Detectives, Inc. by Don McGregor, Marshall Rogers and Gene Colan (Material from the 1970's and 1980's; this IDW edition 2009): IDW is really winning my heart with its reprints of great comics from the 1980's and 1990's. 

This B&W collection of writer McGregor's Detectives, Inc. comic stories comes along with several prose pieces on the genesis of the detective comic, along with a piece on the filming of the Detectives, Inc. movie. My only caveat about the volume is that it's unfortunate that it couldn't be reprinted in a larger format -- the hyper-detailed art of Marshall Rogers on "A Remembrance of Threatening Green" originally appeared in a larger album size, and things do get a little squinty at times.

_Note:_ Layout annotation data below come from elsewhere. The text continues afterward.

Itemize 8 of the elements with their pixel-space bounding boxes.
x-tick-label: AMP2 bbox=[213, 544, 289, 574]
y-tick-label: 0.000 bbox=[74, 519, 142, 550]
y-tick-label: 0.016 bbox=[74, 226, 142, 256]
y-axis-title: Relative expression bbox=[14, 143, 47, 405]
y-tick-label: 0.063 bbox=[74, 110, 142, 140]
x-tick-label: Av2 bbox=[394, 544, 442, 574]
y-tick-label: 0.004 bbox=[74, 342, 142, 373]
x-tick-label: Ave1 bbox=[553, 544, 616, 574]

Still, this is a tremendous achievement both in writing and art. The world of McGregor's private detectives, Rainier and Dennings, gets the hypercrisp, hyper-detailed treatment from Marshall Rogers (best known for his Batman work in the 1970's), and the moodier, more humanistic approach from Gene Colan (best known for Tomb of Dracula and about a dozen other books). 

Both art styles work, and both look great in black and white. Indeed, this may be the late Rogers' greatest work. The attention to detail is stunning, and Rogers experiments with some really fascinating one and two-page designs.

Private detectives aren't all that common in comic books unless they wear costumes or have occult powers. Rainier and Dennings remind me a lot of revisionist 70's PIs from the movies -- not so much Jake Gittes in Chinatown, as Rainier and Dennings are less cynical than Robert Towne's PI, but more the characters we see in films like Night Moves (with Gene Hackman on the case) and Cutter's Way (in which non-PI's John Heard and Jeff Bridges try to solve a case). They're battered and bruised sometimes, emotionally as well as physically, but they stay on the case. 

McGregor invests his characters with a lot of heart -- he's one of the great comic book writers in terms of creating sympathy and empathy, at creating plausibly flawed and self-doubting protagonists, and at incorporating both sex and romance into a comic book without being prurient or exploitative. Highly recommended.